The president of Azerbaijan, Heidar Aliev, says resolving his country's dispute with Armenia over Nagorno-Karabakh could help end the conflicts elsewhere in the Caucasus -- Georgia and Chechnya. Aliyev did not say how this would work, and some analysts think it won't work at all. RFE/RL senior correspondent Andrew F. Tully reports.

Washington, 12 September 2000 (RFE/RL) -- Some U.S. analysts believe that Heidar Aliev, the president of Azerbaijan, is trying too hard to win American support in his country's 12-year-old conflict with Armenia.

Aliyev is in Washington to address the fourth annual Conference and Exhibition of the United States-Azerbaijan Chamber of Commerce. The meeting is designed to persuade U.S. businesses to invest in Azerbaijan.

Much of his speech on Monday (Sept. 11), however, focused on the Armenian-Azerbaijani dispute over Nagorno-Karabakh, the enclave within Azerbaijan's borders with a population that is predominantly Armenian.

As he has many times before, Aliyev accused Armenia of occupying 20 percent of Azerbaijan, of making more than one million Azeris refugees, and of blockading Azerbaijan's rail access to the west.

And yet, he said, in 1992, the U.S. Congress passed a resolution -- Section 907 of the Freedom Support Act -- that imposes U.S. economic sanctions on Azerbaijan. In his speech, Aliyev complained loudly and forcefully that members of Congress believe -- wrongly -- that Azerbaijan is the aggressor against Armenia, not the other way around.

Aliyev noted that all the Caucasus region has been engulfed in conflict since the dissolution of the Soviet Union. He cited the two rebellions in Georgia, and the fighting in the independence-minded Russian republic of Chechnya.

But he said if the Minsk Group -- France, Russia and the U.S. -- pressed harder to resolve the Nagorno-Karabakh dispute, the other conflicts -- even the war in Chechnya -- could be resolved.

"The key to this regional problem is the conflict between Armenia and Azerbaijan. If this conflict is ended, then the conflict of Abkhazia in Georgia can be ended. And after that, the Chechen conflict in the northern Caucasus could be ended."

Aliyev did not explain how this could happen. But two foreign policy analysts said they could not see how solving one conflict would necessarily affect the others.

Keith Bush is the director of the Russian and Eurasian Program at the Center of Strategic and International Studies, a Washington think-tank. He said simply that the conflicts in Georgia and Chechnya are so locally focused that he cannot imagine any impact from resolving an outside conflict.

Ted Carpenter is the vice president for foreign policy studies at the Cato Institute, another Washington think-tank. He agrees with Bush, but makes his case much more bluntly.

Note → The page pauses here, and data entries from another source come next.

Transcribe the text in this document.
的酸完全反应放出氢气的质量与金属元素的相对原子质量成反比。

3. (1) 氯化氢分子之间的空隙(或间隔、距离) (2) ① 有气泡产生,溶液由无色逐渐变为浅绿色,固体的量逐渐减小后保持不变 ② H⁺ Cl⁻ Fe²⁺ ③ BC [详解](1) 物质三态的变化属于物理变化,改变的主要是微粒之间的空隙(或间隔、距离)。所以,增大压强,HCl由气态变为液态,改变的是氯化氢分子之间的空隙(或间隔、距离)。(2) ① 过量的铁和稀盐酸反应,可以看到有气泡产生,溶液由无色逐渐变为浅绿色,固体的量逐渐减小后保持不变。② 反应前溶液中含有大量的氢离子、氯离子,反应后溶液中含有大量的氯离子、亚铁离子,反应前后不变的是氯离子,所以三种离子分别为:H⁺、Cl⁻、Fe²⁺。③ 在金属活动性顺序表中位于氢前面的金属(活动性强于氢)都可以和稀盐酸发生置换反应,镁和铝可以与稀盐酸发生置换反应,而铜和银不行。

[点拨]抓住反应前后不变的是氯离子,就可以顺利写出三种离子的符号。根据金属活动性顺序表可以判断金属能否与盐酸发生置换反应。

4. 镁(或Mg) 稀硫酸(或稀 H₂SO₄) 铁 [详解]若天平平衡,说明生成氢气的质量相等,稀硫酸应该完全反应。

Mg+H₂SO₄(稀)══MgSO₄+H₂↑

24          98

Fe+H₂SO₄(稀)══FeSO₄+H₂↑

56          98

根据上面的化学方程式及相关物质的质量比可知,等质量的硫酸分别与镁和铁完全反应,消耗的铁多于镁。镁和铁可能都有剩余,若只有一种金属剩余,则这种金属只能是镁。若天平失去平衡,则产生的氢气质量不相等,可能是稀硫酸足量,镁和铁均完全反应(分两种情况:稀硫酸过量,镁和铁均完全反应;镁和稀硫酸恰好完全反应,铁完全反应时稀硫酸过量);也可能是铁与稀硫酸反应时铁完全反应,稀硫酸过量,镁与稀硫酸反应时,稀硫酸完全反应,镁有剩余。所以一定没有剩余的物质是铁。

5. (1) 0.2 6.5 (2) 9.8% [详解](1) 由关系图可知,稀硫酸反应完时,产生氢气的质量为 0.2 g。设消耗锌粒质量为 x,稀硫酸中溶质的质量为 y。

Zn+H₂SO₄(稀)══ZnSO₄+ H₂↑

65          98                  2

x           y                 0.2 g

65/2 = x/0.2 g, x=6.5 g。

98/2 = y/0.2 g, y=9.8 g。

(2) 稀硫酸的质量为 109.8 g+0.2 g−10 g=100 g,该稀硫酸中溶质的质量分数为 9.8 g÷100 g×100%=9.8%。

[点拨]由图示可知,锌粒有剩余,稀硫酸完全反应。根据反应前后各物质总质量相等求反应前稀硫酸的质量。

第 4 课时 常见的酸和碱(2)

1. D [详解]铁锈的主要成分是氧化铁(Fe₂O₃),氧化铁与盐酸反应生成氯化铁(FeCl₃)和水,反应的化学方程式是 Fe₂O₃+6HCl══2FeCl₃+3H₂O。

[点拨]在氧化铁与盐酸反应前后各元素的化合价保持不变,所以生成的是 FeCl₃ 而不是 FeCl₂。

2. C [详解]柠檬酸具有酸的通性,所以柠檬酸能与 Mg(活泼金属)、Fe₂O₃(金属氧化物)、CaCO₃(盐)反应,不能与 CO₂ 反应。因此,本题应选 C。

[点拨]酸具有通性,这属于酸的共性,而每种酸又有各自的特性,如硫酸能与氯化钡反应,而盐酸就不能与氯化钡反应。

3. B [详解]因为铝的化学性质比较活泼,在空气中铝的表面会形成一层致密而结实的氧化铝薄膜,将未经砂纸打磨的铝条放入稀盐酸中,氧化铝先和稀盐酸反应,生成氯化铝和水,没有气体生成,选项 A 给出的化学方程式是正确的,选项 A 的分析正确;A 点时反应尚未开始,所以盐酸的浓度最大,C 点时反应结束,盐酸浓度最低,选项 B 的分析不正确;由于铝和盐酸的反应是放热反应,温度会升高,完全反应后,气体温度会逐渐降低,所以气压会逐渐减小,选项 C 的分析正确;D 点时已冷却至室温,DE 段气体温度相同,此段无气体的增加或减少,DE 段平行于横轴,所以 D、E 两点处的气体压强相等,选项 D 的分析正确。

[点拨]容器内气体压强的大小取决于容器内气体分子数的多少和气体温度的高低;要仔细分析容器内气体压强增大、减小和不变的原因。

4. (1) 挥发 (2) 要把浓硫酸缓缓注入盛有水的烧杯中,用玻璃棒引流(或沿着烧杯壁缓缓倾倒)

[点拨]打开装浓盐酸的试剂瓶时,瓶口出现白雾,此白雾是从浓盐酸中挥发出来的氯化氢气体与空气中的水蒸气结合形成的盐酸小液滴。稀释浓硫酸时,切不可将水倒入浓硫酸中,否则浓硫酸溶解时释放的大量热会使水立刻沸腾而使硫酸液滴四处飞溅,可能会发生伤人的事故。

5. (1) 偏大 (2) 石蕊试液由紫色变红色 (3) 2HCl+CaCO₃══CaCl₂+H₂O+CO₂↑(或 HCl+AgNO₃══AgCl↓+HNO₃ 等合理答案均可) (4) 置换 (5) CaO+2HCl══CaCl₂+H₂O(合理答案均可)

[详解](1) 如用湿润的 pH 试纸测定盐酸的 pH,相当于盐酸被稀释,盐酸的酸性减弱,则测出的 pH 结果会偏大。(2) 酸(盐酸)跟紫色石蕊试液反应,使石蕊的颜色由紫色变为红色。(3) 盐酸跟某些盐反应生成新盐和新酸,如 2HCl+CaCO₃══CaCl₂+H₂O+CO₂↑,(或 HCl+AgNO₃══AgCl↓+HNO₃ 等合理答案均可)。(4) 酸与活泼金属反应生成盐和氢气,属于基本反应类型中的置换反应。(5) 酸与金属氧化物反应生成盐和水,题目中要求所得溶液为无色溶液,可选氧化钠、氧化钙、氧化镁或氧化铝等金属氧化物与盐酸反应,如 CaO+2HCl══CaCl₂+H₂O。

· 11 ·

Carpenter told RFE/RL that Aliyev is espousing what he calls a "reverse domino theory" -- if one conflict can be resolved, conflicts elsewhere in the region will "magically" follow.

Carpenter says Aliyev is "stretching logic to the breaking point," as he put it.

"I would argue that these disputes and conflicts have fairly local roots, and the solution to one is not going to suddenly spill over and make it easier to solve these other problems."

Carpenter says Aliyev is trying to persuade the administration of U.S. President Bill Clinton to help Azerbaijan settle its dispute with Armenia. He says Clinton's senior officials in the State Department are fanatical about regional stability. Therefore, he says, they may be receptive to Aliev's argument.

"He [Aliev] seems to be implying that whatever is good for Azerbaijan is good for the whole region and therefore, by extension, good for the United States of America. But to me, that's very strained logic."

Evidently the U.S. Congress agrees. And there is no evidence yet that it will repeal Section 907 of the Freedom Support Act any time soon.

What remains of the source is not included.